3. Barangsiapa yang dititipi amanah, hendaknya dikembalikan dalam keadaan yang baik, baik yang menitipkan amanah itu orang kafir atau orang Islam. (Tanbihul-Ghafilin).
Dalam Al-Qur'an, ada satu ayat yang khusus memerintahkan untuk menunaikan janji.


"Dan penuhilah janji, karena janji itu pasti dimintai pertanggungjawaban." (Q.s. Bani Israil :34).
Qatadah rah. a. berkata, "Hubungan yang diperintahkan untuk disambung adalah keluarga dekat maupun jauh." (Durrul-Mantsur).

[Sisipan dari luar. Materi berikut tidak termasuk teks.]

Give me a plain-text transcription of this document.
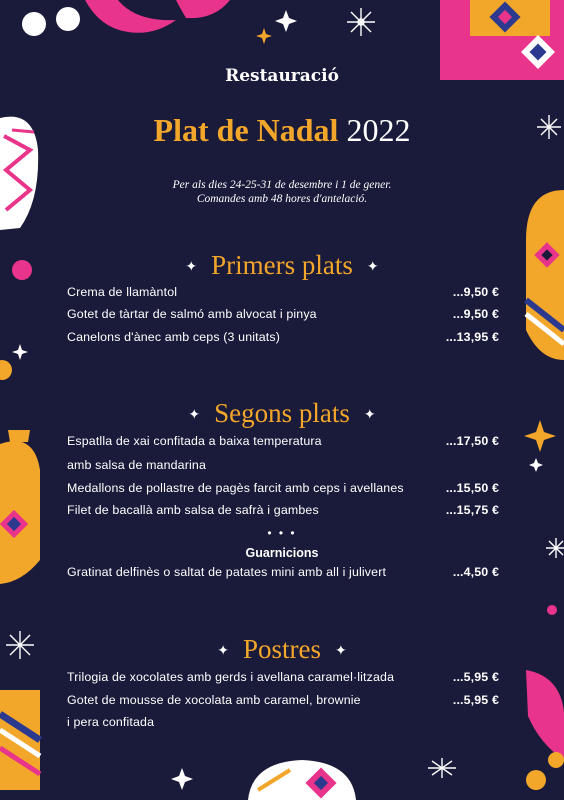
Restauració
Plat de Nadal 2022
Per als dies 24-25-31 de desembre i 1 de gener.
Comandes amb 48 hores d'antelació.
✦ Primers plats ✦
Crema de llamàntol	...9,50 €
Gotet de tàrtar de salmó amb alvocat i pinya	...9,50 €
Canelons d'ànec amb ceps (3 unitats)	...13,95 €
✦ Segons plats ✦
Espatlla de xai confitada a baixa temperatura	...17,50 €
amb salsa de mandarina
Medallons de pollastre de pagès farcit amb ceps i avellanes	...15,50 €
Filet de bacallà amb salsa de safrà i gambes	...15,75 €
• • •
Guarnicions
Gratinat delfinès o saltat de patates mini amb all i julivert	...4,50 €
✦ Postres ✦
Trilogia de xocolates amb gerds i avellana caramel·litzada	...5,95 €
Gotet de mousse de xocolata amb caramel, brownie	...5,95 €
i pera confitada
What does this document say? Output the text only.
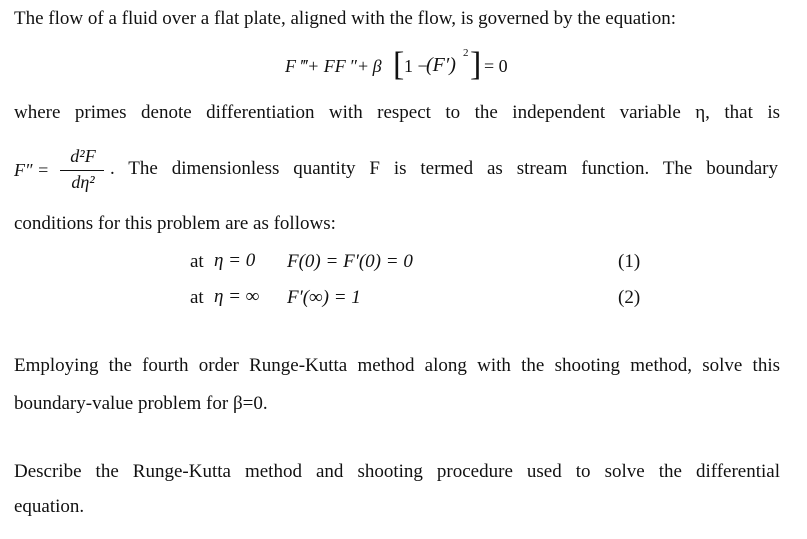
The flow of a fluid over a flat plate, aligned with the flow, is governed by the equation:
F ‴+ FF ″+ β [ 1 −
(F′)
2 ] = 0
where primes denote differentiation with respect to the independent variable η, that is
F″ =
d²F
dη²
. The dimensionless quantity F is termed as stream function. The boundary
conditions for this problem are as follows:
at η = 0 F(0) = F′(0) = 0	(1)
at η = ∞ F′(∞) = 1	(2)
Employing the fourth order Runge-Kutta method along with the shooting method, solve this
boundary-value problem for β=0.
Describe the Runge-Kutta method and shooting procedure used to solve the differential
equation.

Hal kedua yang disabdakan di atas adalah tentang memutuskan silaturahmi. Umar bin Abdul Azis rah.a. berkata, "Barangsiapa memutuskan hubungan kekeluargaan, janganlah bergaul dengannya, karena saya melihat di dua tempat dalam Al-Qur'an bahwa laknat diturunkan ke atas mereka. Yang satu terdapat dalam surat Ar-Ra'd, dan yang kedua terdapat dalam surat Muhammad." (Durrul-Mantsur). Ayat yang terdapat dalam surat Muhammad telah dibicarakan di atas, yaitu setelah menerangkan masalah tentang memutuskan tali silaturahmi. Allah swt. berfirman, "Mereka itulah orang-orang yang dilaknat oleh Allah swt. Kemudian (Allah swt. telah menjadikan mereka tuli dari mendengar hukum-hukum-Nya) dan mebutakannya (dari melihat jalan kebenaran)." Umar bin Abdul Azis rah.a. mendapati dua lafazh tentang laknat dalam Al-Qur'an, sedangkan Zainal Abidin rah.a. mendapatinya di tiga tempat. Kemungkinan, di dua tempat itu ada dua lafazh tentang laknat, yakni dalam surat Ar Ra'd dan dalam surat Muhammad. Dan di tempat ketiga, mereka dikatakan sebagai orang yang sesat dan rugi, yang mirip dengan makna laknat, sebagaimana telah disebutkan dalam surat Al-Baqarah pada pembahasan sebelumnya.
Salman r.a. meriwayatkan sabda Nabi saw., "Jika telah muncul banyak pendapat, amalan telah banyak yang hilang, banyak ceramah, agama banyak ditulis tetapi tidak diamalkan, amalan seakan-akan telah dikunci, persatuan banyak dibicarakan tetapi hati mereka terpecah-belah, dan keluarga mulai saling memutuskan hubungan, maka pada waktu itu Allah swt. akan menjauhkan mereka dari rahmat-Nya. Dan Allah swt. menjadikan mereka buta dan tuli.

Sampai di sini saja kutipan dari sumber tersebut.